L’ignorance qui se sait, qui se juge et qui se condamne, ce n’est pas une entière ignorance : pour l’être, il faut qu’elle s’ignore soi-même. - Michel de Montaigne

Les travaux académiques sur la question de l’ignorance se sont multipliés depuis une quinzaine d’années : on dispose maintenant d’un Routledge Handbook of Ignorance Studies. Le sujet, très multidisciplinaire, peut être envisagé sous plusieurs aspects. L’ignorance n’est plus simplement conçue comme absence de connaissance, attendant d’être réduite par l’avancée des sciences. Elle prend différents sens selon qu’elle est vue par les citoyens, les politiques, les chercheurs ou les industriels. Il importe d’être attentif au porteur de l’ignorance qui est décrite : rien ne dit en effet qu’elle soit de même nature selon qu’elle concerne le profane, le scientifique, ou le décideur économique ou politique. Il y a en outre différents mécanismes qui visent à la creuser, à l’étendre ou à l’effacer. Nous apportons des éclairages variés dans ce dossier, sans avoir la prétention de traiter dans son ensemble une question aussi vaste que celle de l’ignorance, qui recoupe les champs de l’épistémologie, de l’histoire et, bien sûr, de la science, en prenant souvent les couleurs de l’action militante. Le point de vue adopté ici reste celui de la rationalité, au plus près des faits, essayant d’apporter des éléments concrets et précis au débat que l’ignorance, voulue ou subie, suscite dans tous les milieux.

Les contributeurs au présent dossier sont de disciplines diverses et apportent aux « facettes » multiples de la vérité et de l’ignorance leur analyse souvent très personnelle, largement fondée sur leur expérience professionnelle.
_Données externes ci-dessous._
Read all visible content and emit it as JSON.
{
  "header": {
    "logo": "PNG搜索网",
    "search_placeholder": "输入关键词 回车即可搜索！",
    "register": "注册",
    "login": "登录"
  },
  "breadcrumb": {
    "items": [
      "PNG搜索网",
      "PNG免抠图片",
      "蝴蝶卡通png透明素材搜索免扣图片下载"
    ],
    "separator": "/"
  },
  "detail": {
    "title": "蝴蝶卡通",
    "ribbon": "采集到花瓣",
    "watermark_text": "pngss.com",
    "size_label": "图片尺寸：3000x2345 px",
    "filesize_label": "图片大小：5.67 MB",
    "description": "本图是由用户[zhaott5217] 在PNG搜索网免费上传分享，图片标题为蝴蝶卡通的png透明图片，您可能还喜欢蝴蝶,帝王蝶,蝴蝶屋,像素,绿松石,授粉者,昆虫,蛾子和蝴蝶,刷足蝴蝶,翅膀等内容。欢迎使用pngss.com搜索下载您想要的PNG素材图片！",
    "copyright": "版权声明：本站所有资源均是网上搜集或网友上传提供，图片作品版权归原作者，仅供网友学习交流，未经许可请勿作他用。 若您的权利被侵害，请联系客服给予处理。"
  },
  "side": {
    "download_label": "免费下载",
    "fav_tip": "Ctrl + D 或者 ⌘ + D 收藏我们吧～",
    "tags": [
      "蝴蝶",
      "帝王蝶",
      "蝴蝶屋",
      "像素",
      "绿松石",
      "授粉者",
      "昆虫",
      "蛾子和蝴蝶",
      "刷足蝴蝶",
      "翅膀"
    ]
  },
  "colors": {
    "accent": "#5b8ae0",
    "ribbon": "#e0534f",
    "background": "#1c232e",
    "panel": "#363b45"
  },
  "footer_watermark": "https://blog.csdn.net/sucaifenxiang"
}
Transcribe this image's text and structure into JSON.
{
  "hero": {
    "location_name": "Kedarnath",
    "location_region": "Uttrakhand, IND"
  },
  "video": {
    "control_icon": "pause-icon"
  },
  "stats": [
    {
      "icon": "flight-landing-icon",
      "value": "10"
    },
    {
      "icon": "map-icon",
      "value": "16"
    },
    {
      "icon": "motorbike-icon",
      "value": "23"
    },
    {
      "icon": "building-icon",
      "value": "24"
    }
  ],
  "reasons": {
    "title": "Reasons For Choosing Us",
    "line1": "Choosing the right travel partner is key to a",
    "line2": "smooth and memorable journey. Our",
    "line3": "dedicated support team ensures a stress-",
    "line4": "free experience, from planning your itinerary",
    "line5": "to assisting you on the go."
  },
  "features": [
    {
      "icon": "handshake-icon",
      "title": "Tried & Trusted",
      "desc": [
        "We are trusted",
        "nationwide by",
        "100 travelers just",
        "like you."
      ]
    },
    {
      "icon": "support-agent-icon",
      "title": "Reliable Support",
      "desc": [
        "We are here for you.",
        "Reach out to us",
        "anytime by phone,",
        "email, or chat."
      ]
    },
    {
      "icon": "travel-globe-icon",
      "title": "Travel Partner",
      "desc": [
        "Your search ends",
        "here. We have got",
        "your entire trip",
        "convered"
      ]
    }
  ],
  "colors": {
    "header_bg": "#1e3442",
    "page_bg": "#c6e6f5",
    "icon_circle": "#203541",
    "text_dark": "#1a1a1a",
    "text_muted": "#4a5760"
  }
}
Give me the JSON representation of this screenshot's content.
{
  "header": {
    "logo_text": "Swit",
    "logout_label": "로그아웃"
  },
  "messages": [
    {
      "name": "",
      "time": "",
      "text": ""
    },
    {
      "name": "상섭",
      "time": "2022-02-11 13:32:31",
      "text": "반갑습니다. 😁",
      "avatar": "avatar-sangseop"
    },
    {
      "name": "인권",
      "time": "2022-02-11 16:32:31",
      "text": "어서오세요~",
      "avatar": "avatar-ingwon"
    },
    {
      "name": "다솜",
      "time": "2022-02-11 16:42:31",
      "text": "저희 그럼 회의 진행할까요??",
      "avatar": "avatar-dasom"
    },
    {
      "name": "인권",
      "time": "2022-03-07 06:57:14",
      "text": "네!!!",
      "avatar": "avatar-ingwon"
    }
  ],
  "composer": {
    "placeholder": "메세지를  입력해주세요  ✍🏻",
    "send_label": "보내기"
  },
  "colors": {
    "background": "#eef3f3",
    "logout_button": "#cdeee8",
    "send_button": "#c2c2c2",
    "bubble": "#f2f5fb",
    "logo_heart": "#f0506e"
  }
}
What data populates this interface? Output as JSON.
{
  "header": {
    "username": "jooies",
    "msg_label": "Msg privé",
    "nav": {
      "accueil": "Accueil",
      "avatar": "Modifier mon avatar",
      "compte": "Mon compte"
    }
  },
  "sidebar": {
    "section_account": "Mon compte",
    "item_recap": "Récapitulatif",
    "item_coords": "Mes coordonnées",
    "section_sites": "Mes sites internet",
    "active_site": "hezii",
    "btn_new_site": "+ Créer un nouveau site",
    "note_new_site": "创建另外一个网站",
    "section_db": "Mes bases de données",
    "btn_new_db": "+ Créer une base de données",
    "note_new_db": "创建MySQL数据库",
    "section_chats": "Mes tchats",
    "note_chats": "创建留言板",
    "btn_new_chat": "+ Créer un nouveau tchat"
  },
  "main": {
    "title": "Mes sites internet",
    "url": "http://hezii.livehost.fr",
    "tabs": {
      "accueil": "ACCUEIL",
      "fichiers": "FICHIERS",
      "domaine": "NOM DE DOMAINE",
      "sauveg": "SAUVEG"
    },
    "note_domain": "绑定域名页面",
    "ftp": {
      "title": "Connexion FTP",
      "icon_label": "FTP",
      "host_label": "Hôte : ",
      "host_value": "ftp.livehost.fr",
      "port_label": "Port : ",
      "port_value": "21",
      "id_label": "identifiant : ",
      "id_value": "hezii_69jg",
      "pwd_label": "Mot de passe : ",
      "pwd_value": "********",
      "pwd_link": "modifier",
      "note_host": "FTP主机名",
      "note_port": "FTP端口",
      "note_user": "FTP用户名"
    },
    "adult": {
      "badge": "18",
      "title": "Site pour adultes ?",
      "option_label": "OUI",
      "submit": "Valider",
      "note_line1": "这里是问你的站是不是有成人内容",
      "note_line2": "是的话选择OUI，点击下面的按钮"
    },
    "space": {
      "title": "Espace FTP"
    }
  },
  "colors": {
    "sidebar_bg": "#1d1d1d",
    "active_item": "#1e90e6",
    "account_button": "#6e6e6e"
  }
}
De même qu’il est fructueux de se demander comment et pourquoi nous savons ce que nous savons, il est instructif de réfléchir à ce que nous ne savons pas. Nous pouvons ignorer parce que nous n’avons pas encore de réponse à nos interrogations, parce que nous n’arrivons pas encore à formuler de bonnes questions, parce que nous n’avons pas pu mener de recherche aboutie à ce sujet, mais aussi parce que nous sommes détournés de savoir, que ce soit par des biais, par des tabous, ou par l’action concrète de collectifs qui cherchent à se protéger de vérités dérangeantes. On peut ignorer ce que d’autres savent, ou bien être tous réunis dans une même ignorance provisoire. Tous les cas étudiés dans la littérature sur l’ignorance sont un paradoxal hommage à l’autorité du vrai : s’émouvoir d’une absence de savoir, parcourir les limites de la connaissance existante mais aussi analyser la science « contraire », les tentatives de « capture » d’expertise ou de publication, tout cela n’a de sens que dans un univers où la science, celle qui prouve, qui explique et qui prédit, reste une valeur dominante. Les contributeurs de ce dossier ont tous une formation ou une pratique de la science et, il va sans dire, une forme de pensée rationnelle.

Ils ont dû se poser, à un moment ou l’autre de leur parcours, la réflexion que fait Menon à Socrate dans les Dialogues de Platon à propos de la recherche de l’excellence (ou de la vertu), qui peut se confondre avec celle de la vérité : comment prendre pour objet de recherche quelque chose qu’on ne connaît pas ? Selon quel critère reconnaître, si par hasard on la trouve, la chose que l’on recherchait si on ne la connaît pas ? Cette question traditionnelle sur le savoir semble se redoubler dans le cas de l’ignorance : comment savoir que l’on ne sait pas, et même parfois ce que l’on ne sait pas ? L’ignorance peut être masquée par un savoir apparent et prendre des formes différentes selon qu’elle résulte d’une erreur, d’une illusion ou d’un préjugé : ignorance corrigible dans l’erreur, tenace quand elle résulte d’une illusion. Il y a de très nombreux cas où nous croyons savoir ce qu’en fait nous ignorons. Et d’un autre côté, nous n’imaginons pas ce que nous pourrions connaître, dans l’état actuel du savoir. En outre, l’ignorance est parfois masquée par trop de savoir, sans forcément que celui-ci soit faux, mais simplement parce que nous sommes saturés d’informations.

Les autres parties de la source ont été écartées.